Oleh : Ahmad Aklilul Muntaha
Imam Syafi’i (150H-204 H) merupakan pembaharu dari ilmu ushul fiqih yang memang belum ada sebelumnya. Kedalamannya dalam memahami fiqih sudah tidak diragukan lagi oleh khalayak ramai. Hal ini dibuktikan dengan perkataan Abul Hasan Zayadi, “Imam Syafi’i adalah orang pertama yang berbicara tentang ilmu ushul fiqih sekaligus yang merumuskannnya”.

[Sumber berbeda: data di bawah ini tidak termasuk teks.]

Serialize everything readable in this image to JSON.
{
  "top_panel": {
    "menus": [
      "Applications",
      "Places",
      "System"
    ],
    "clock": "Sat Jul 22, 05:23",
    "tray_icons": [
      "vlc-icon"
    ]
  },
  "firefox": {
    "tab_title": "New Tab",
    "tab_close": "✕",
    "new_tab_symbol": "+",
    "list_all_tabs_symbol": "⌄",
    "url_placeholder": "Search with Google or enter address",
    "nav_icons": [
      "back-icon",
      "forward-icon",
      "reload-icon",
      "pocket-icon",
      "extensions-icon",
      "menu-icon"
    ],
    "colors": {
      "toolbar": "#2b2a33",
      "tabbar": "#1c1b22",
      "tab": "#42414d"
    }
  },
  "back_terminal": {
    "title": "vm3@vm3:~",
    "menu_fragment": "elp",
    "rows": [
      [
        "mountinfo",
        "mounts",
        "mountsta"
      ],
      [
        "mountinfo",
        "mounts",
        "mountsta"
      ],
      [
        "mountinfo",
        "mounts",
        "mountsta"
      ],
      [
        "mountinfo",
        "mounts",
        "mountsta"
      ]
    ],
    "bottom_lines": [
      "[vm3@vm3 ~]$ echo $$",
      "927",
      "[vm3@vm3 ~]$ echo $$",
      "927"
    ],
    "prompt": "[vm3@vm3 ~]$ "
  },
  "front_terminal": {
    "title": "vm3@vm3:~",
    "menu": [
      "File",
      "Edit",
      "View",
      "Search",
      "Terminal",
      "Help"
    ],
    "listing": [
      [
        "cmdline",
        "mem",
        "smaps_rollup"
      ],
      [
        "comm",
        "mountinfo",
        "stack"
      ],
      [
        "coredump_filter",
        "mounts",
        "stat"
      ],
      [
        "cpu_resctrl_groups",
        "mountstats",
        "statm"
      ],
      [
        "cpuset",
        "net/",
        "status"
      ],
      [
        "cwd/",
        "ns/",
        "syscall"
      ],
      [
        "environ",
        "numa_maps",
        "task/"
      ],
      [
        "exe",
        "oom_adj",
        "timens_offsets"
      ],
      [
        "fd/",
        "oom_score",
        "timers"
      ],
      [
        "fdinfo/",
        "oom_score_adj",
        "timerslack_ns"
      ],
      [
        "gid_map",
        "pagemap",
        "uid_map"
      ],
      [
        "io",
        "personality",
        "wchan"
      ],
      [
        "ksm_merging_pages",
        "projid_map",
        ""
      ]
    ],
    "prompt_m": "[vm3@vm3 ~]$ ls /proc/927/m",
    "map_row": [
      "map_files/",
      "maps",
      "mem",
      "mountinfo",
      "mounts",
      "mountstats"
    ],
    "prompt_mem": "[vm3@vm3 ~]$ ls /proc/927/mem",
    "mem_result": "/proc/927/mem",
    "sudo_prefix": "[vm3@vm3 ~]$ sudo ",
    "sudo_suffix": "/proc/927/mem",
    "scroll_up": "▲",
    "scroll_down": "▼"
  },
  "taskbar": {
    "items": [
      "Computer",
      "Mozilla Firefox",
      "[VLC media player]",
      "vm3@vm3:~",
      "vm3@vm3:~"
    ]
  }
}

Selain itu, Imam Syafi’i juga memberikan andil dalam perkembangan fiqih dengan karyanya, kitab Al-Umm dan Ar-Risalah yang berisi pemikirannya tentang fiqih dan menjadi rujukan ilmu fiqih hingga saat ini. Sebagai bukti dari kealimannya pula ia mampu mencetak beberapa muridnya menjadi ulama besar di masanya. Di antaranya adalah Abu Ya’qub Yusuf bin Yahya al-Buwaithi atau sering dikenal dengan namanya Imam al-Buwaithi (w. 231H), Imam Abu Ibrahim Ismail bin Yahya al-Muzany atau sering dikenal dengan Imam al-Muzany (w. 246 H), dan lain sebagainya.
Sebelum menilik kealimannya mengenai fiqih, Imam Syafi’i dulunya merupakan seorang ahli di bidang syair. Namun, penyair pada masa itu di kalangan ulama merupakan hal yang tabu. Hal ini merujuk dalam QS. As-Syu’ara ayat 224.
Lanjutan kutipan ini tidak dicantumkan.